In case you only have time to read my blog, then the summary is this. Toyota and their ad agency cooked up a campaign for the Matrix car in 2009. The idea was to “punk” people. You’d enter some personal details for your friend, and a very elaborately-created (but fake) person would cyberstalk that person for 5 days before revealing it was all a prank. The ad agency blew lots of money on creating these fake people to make them look real, down to recording a REAL album for the heavy metal band one of your cyberstalkers was supposed to be in.
The whole thing sounded terrifying. The person stalking you knows your home address and number (because your friend put it in). They’re texting and emailing. They’re letting you know they’re coming to your house after some trouble with the law. This is a stranger to you!
Most interestingly, the ad agency tried to claim that all the recipients of this prank opted in. How? When their friend entered their details, they’re sent an email asking if they want to take an online personality test. The T&C of the test imply that they might be a part of an “online experience,” but don’t really tell you what you’re agreeing to. That is what this article was about. A judge decided that the opting in was deceptive enough to be thrown out, and the lawsuit can continue.
Who is suing? A woman who thought she was being stalked by a scary guy who had her home address, and she had no idea how. Special thanks to whatever friend signed her up for that since remember, this campaign only worked if one of your friends was willing to “play a prank” on you by giving all this info up. I hope I have no such friends! I hope I have actual friends.

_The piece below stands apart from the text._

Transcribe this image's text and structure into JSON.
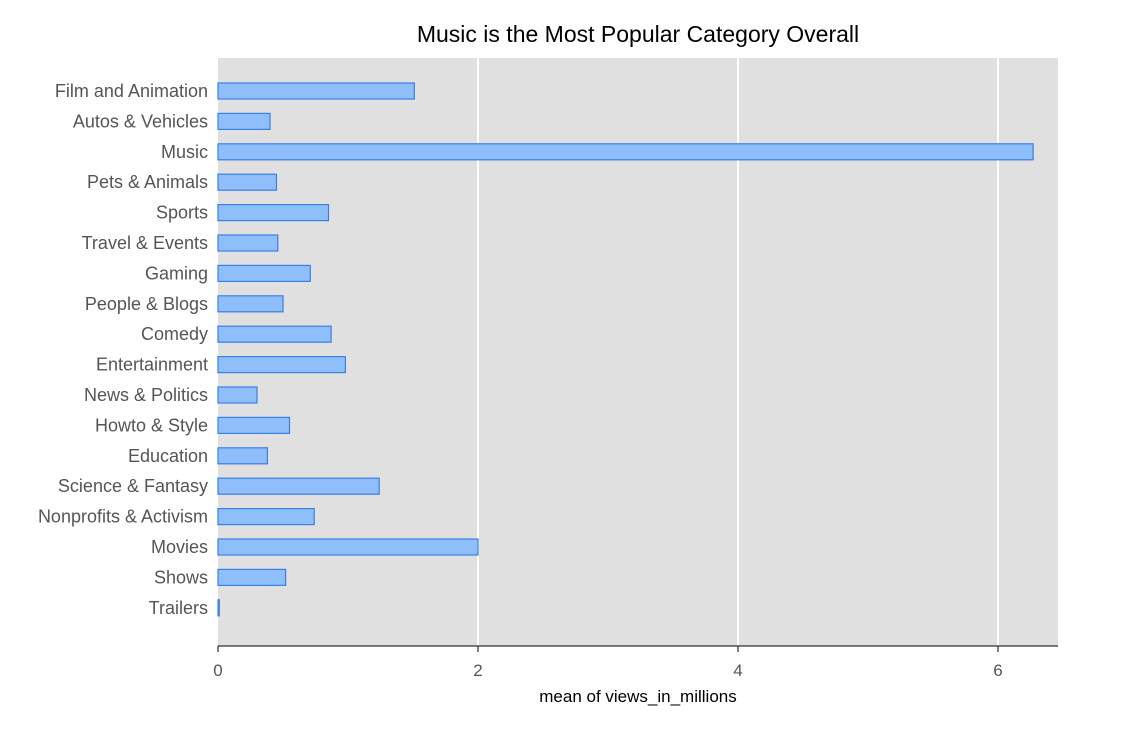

I say this a lot in this blog and real life, but I am NOT for fear in advertising. I don’t think you get people to do much by fear, and if you get them to do something, 1) it’s normally not a permanent behaviour change, and 2) they won’t think of you fondly for the experience. What does the woman suing now think of Toyota, who put her through a terrifying cyberstalking incident in the name of a prank? And how does this bring ANY positive attention to the Toyota Matrix, which I hear is a great car? Can’t a great car just be a great car?

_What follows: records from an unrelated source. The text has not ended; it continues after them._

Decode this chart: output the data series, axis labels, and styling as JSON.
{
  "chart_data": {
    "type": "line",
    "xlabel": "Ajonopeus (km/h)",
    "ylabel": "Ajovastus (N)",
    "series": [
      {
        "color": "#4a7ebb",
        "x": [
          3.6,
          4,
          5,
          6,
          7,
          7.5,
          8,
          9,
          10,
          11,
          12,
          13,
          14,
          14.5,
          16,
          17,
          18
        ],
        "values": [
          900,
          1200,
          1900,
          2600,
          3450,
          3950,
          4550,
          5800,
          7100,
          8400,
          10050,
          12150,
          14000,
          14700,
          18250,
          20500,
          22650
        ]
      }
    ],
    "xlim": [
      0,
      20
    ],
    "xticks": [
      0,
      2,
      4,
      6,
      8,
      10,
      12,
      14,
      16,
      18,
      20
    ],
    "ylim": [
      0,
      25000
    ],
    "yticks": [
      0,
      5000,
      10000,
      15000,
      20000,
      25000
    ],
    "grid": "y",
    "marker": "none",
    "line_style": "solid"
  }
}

A terrible speaker I saw at a terrible Chamber of Commerce terrible event in 1996 said something I’ll never forget. He said to send people your “pitch” via certified mail. I told him (and the audience) that that was a horrible idea. Only lawyers and the IRS send certified letters… you’ll give someone a heart attack! His reply was, “And won’t they be thrilled the letter is from YOU!” My thought was that they would NOT be thrilled to receive certified mail, and would probably not think of me or my pitch with positive vibes.
What campaign can you create that makes people feel accepted? Liked? Part of a group? Heard? Important? Admired? Let’s not build campaigns that make people afraid. I don’t believe in pranks anyway. I don’t think they’re funny. I don’t think something at anybody’s expense is funny, and certainly not past age 16. Consider how to connect with past, current, and potential customers. Shame on Toyota and their agency.